Como se explica esta divergência? O analista
argumenta que no Chile muitos aluguéis são fixados em relação ao aumento ou
queda de um índice chamado Unidade de Fomento, mais conhecido como UF.
Então, “se corrigirmos o preço do aluguel pela
inflação e convertermos para UF, o preço na verdade caiu 9,5%”.
Por mais que você olhe para os números, a questão é
que em Santiago o valor dos aluguéis não subiu como está acontecendo em outras
capitais.
"O preço do aluguel não está subindo agora
porque a situação da habitação é complexa", diz Serey.
“O mercado imobiliário no Chile está sob uma pressão
muito forte porque há um déficit habitacional muito grande. Estamos vivendo um
fenômeno de explosão da habitação informal, dos acampamentos”, acrescenta.

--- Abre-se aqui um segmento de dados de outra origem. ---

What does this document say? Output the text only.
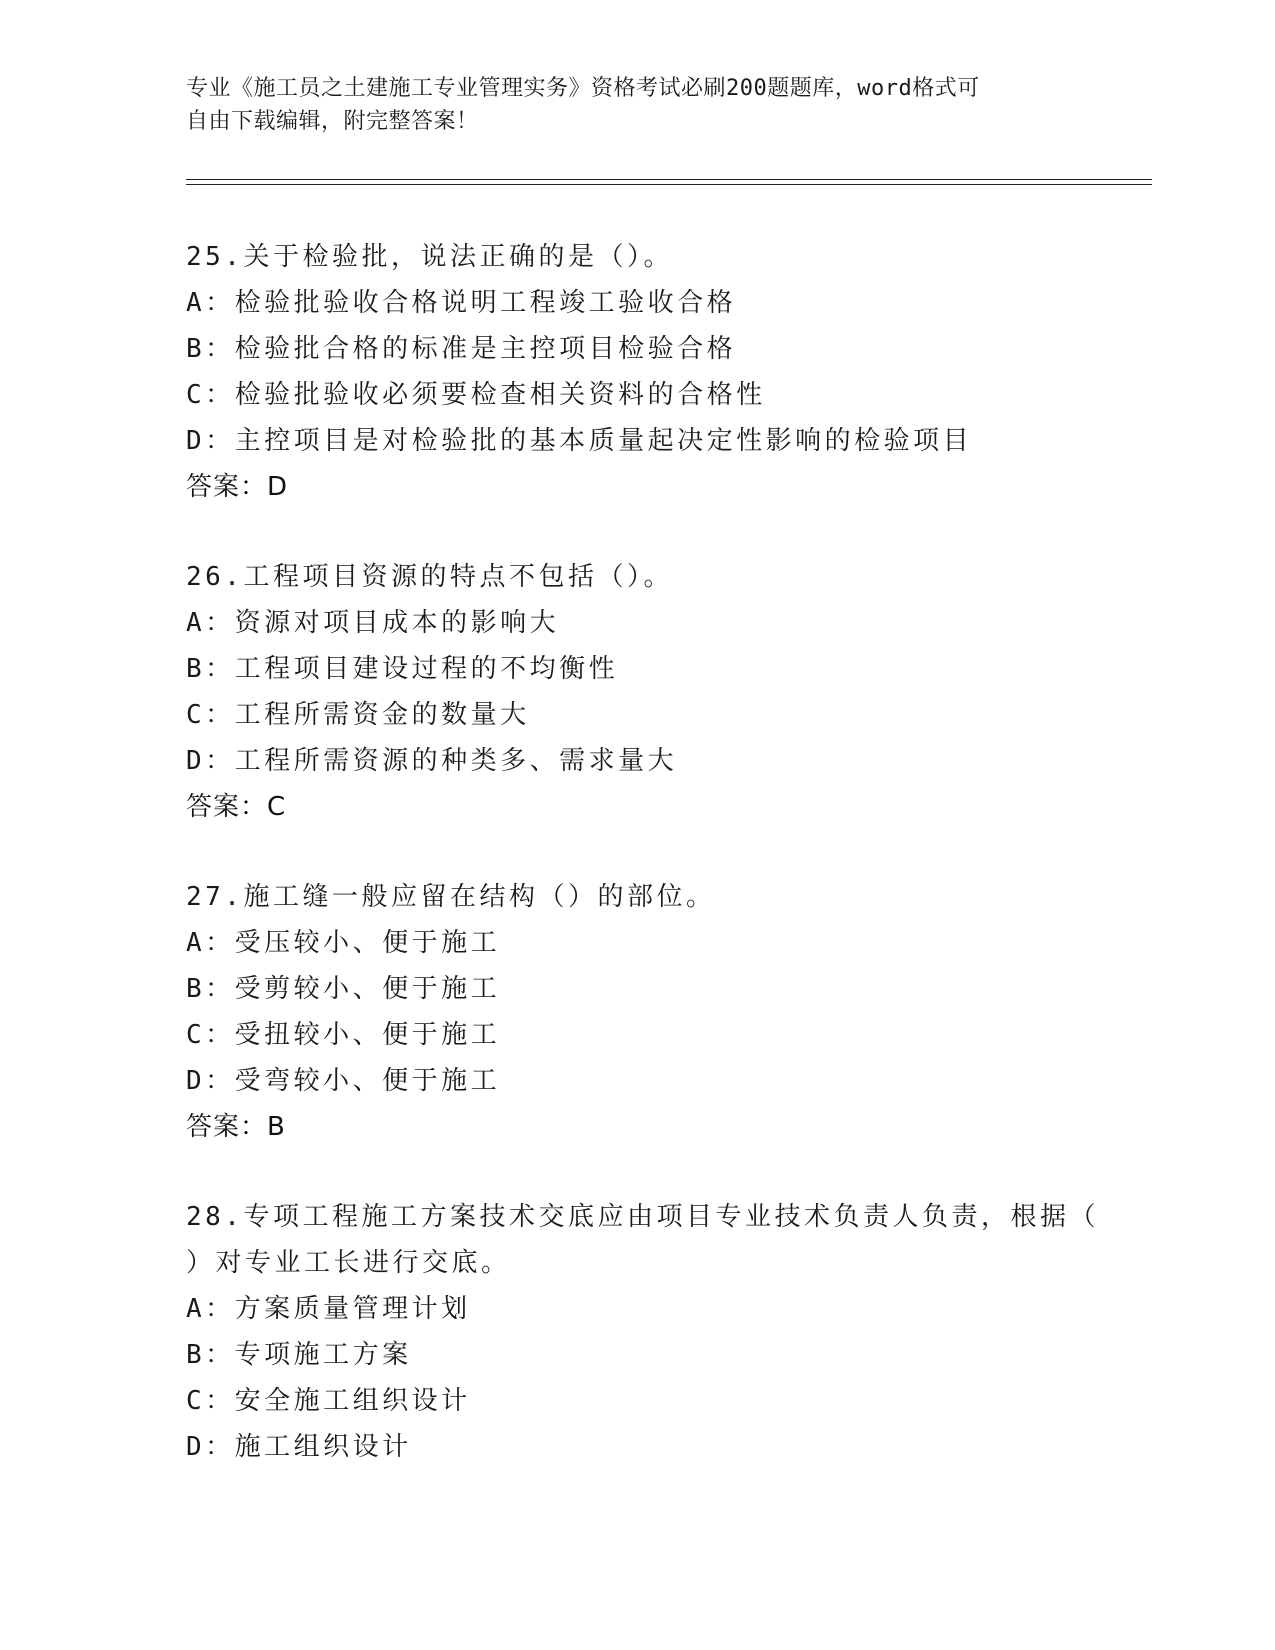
专业《施工员之土建施工专业管理实务》资格考试必刷200题题库，word格式可
自由下载编辑，附完整答案！
25.关于检验批，说法正确的是（）。
A：检验批验收合格说明工程竣工验收合格
B：检验批合格的标准是主控项目检验合格
C：检验批验收必须要检查相关资料的合格性
D：主控项目是对检验批的基本质量起决定性影响的检验项目
答案：D
26.工程项目资源的特点不包括（）。
A：资源对项目成本的影响大
B：工程项目建设过程的不均衡性
C：工程所需资金的数量大
D：工程所需资源的种类多、需求量大
答案：C
27.施工缝一般应留在结构（）的部位。
A：受压较小、便于施工
B：受剪较小、便于施工
C：受扭较小、便于施工
D：受弯较小、便于施工
答案：B
28.专项工程施工方案技术交底应由项目专业技术负责人负责，根据（
）对专业工长进行交底。
A：方案质量管理计划
B：专项施工方案
C：安全施工组织设计
D：施工组织设计
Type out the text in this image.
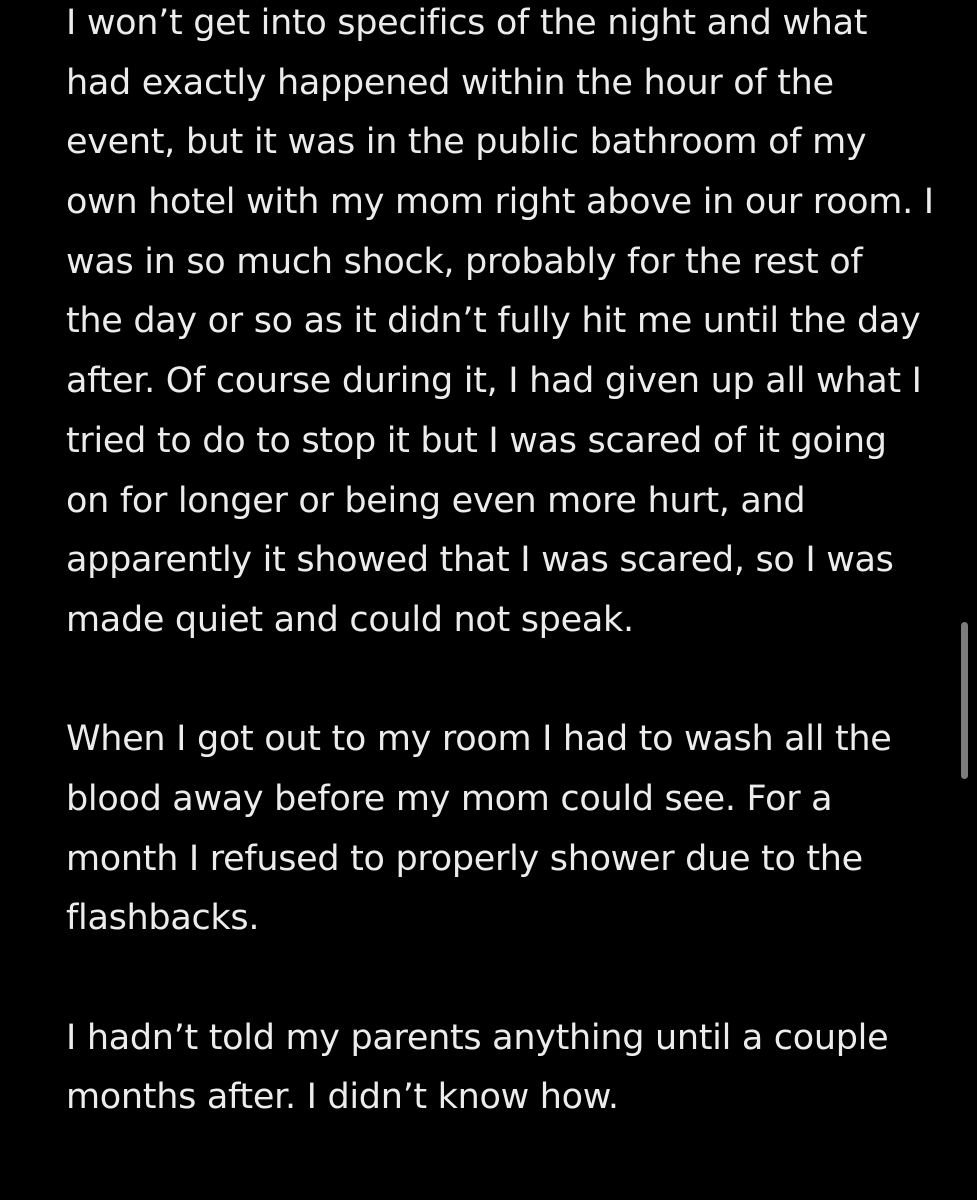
I won’t get into specifics of the night and what
had exactly happened within the hour of the
event, but it was in the public bathroom of my
own hotel with my mom right above in our room. I
was in so much shock, probably for the rest of
the day or so as it didn’t fully hit me until the day
after. Of course during it, I had given up all what I
tried to do to stop it but I was scared of it going
on for longer or being even more hurt, and
apparently it showed that I was scared, so I was
made quiet and could not speak.
When I got out to my room I had to wash all the
blood away before my mom could see. For a
month I refused to properly shower due to the
flashbacks.
I hadn’t told my parents anything until a couple
months after. I didn’t know how.
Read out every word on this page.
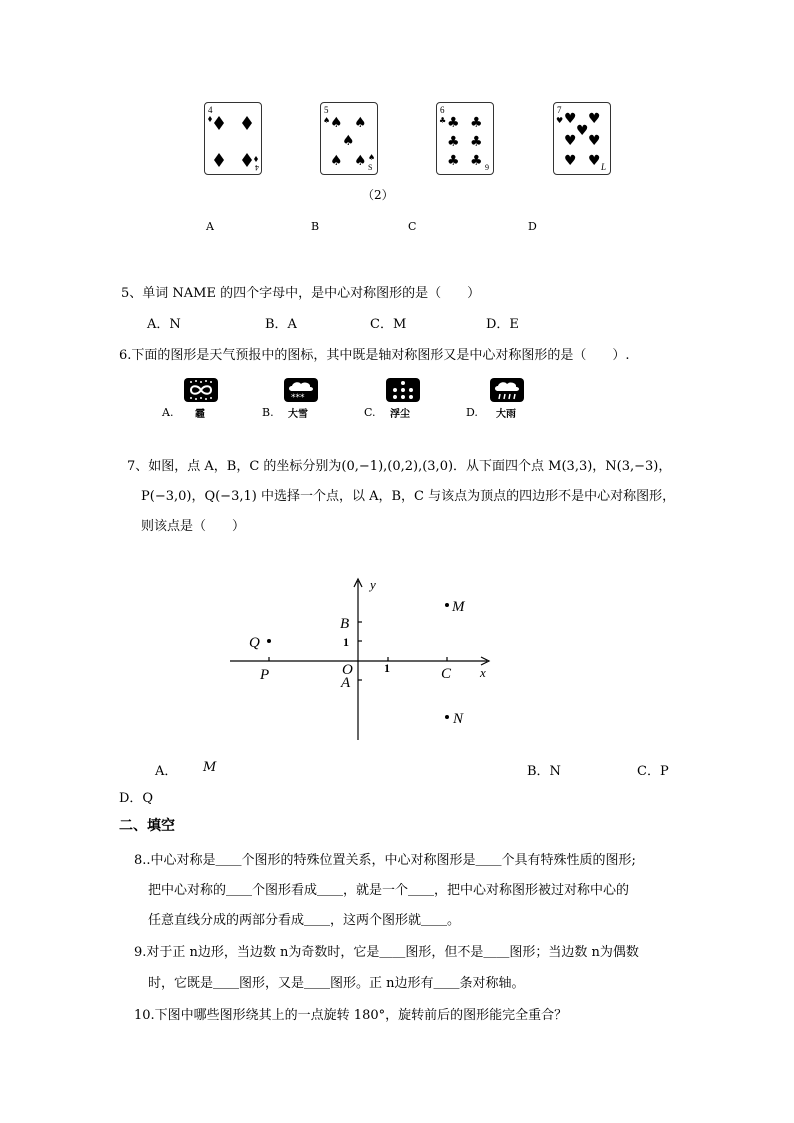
4
4
5
♠ ♠ ♠
♠
♠ ♠ ♠
S
6
♣ ♣ ♣
♣ ♣
♣ ♣ 9
7
♥ ♥ ♥
♥
♥ ♥
♥ ♥ L
（2）
A	B	C	D
5、单词 NAME 的四个字母中，是中心对称图形的是（　　）
A．N	B．A	C．M	D．E
6.下面的图形是天气预报中的图标，其中既是轴对称图形又是中心对称图形的是（　　）.
A. 霾
***
B. 大雪	C. 浮尘	D. 大雨
7、如图，点 A，B，C 的坐标分别为(0,−1),(0,2),(3,0)．从下面四个点 M(3,3)，N(3,−3)，
P(−3,0)，Q(−3,1) 中选择一个点，以 A，B，C 与该点为顶点的四边形不是中心对称图形，
则该点是（　　）
y
x
O
B
A
C
M
N
P
Q	1
1
A． M	B．N	C．P
D．Q
二、填空
8..中心对称是＿＿个图形的特殊位置关系，中心对称图形是＿＿个具有特殊性质的图形;
把中心对称的＿＿个图形看成＿＿，就是一个＿＿，把中心对称图形被过对称中心的
任意直线分成的两部分看成＿＿，这两个图形就＿＿。
9.对于正 n边形，当边数 n为奇数时，它是＿＿图形，但不是＿＿图形；当边数 n为偶数
时，它既是＿＿图形，又是＿＿图形。正 n边形有＿＿条对称轴。
10.下图中哪些图形绕其上的一点旋转 180°，旋转前后的图形能完全重合？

"A situação econômica está mais desacelerada.
Menos pessoas compram casa e só lhes resta recorrer ao mercado de
aluguel", diz o analista.
Enquanto as construtoras continuarem criando novos
projetos, os preços serão contidos, acrescentou. Mas se a indústria parar de
construir casas no ritmo que vem construindo até agora, os preços vão subir.
No caso das cidades latino-americanas onde o valor
dos aluguéis tem subido rapidamente, Vinicius Oike, do QuintoAndar, projeta que
"o mercado deve esfriar" neste ano e no próximo, à medida em que o
crescimento econômico será menor.
Isso dependerá muito de como vai evoluir a
combinação de crescimento, inflação e juros em cada país, além das notícias
econômicas que possam chegar do exterior.